Wash away us all, take us with the floods.
Then throughout the night, they were raped and executed.
Cold hearted world. Your language unheard of, the vast sound of tuning out.
The rash of negativity is seen one sidedly, burn away the day.


Bezio nie ma imienia. Pod koniec G2, podczas rozmowy ze smokiem zombie, rzeczony potwór mówi "nie mam imienia, tak jak ty nie masz imienia" (czy jakoś tak).

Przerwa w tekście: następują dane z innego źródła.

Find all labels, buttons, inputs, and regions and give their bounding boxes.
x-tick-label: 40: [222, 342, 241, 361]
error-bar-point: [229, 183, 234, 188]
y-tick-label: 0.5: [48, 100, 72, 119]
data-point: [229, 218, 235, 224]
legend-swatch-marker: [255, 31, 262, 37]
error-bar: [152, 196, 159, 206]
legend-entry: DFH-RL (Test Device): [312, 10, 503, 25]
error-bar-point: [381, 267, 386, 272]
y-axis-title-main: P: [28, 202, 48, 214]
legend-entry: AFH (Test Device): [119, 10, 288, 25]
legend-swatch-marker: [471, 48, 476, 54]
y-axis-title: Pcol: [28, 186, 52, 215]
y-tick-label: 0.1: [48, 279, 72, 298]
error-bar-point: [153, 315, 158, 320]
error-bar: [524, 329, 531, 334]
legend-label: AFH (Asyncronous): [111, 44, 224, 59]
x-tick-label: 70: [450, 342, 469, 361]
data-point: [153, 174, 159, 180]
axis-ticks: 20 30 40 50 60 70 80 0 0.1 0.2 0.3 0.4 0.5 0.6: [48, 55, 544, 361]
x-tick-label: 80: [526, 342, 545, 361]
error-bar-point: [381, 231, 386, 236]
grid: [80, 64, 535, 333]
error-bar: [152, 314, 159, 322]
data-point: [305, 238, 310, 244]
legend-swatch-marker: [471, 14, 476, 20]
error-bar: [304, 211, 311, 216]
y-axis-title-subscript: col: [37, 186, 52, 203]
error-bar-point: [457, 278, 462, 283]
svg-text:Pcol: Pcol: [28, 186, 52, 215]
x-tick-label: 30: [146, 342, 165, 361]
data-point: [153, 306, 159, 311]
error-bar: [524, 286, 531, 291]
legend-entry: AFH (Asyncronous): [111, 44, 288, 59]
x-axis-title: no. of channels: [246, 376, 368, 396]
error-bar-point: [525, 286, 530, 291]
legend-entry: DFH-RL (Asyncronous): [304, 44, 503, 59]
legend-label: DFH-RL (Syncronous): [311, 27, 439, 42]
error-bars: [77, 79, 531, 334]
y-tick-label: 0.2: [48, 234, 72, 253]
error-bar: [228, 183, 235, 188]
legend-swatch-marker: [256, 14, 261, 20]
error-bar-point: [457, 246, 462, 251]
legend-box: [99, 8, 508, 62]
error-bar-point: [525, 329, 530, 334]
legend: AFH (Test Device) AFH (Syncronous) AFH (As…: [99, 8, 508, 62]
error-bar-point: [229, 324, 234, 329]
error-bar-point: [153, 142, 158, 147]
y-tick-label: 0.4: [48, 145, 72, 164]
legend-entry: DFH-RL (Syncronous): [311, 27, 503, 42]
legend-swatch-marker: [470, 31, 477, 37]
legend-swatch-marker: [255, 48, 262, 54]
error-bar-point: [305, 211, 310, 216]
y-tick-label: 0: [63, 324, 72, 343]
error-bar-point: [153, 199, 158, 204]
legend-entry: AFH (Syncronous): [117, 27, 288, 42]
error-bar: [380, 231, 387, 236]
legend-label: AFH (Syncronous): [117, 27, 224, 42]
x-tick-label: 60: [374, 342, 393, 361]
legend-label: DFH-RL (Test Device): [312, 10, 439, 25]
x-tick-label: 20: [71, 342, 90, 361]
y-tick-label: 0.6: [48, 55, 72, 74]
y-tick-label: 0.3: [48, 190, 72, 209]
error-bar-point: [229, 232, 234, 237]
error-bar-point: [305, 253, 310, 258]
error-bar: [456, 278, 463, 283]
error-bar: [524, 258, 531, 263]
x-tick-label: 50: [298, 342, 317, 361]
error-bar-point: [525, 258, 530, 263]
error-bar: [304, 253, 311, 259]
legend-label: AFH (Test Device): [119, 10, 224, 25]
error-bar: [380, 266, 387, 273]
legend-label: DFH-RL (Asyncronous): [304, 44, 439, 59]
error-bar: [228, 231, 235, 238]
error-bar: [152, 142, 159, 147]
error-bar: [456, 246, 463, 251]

Na początku mi się wydawało, że jest tu pewna sprzeczność, bo bezio na początku G1 i w pewnym momencie w G2 usiłował się przedstawić, tak jakby miał imię, ale zawsze mu przerywano. Ale ktoś na jakimś forum napisał, że przecież bezio, gdy mówił "Jestem...", mógł chcieć powiedzieć np. "Jestem żołnierzem skazanym za kradzież na wydobywanie rudy w koloni".
Bezio nie ma imienia. Problem rozwiązany.
Ech, te RPGi.
Albo w klasztorze. "...nowicjuszem. Nieważne, kim byłeś"
Mag Bojowy swoimi sztyletami i ognistymi kulami zamieni w proch każdego rzezimieszka i bandytę... ...No i co się brechtasz, bo ciebie też spalę na popiół!
← Gothic
Wczytywanie...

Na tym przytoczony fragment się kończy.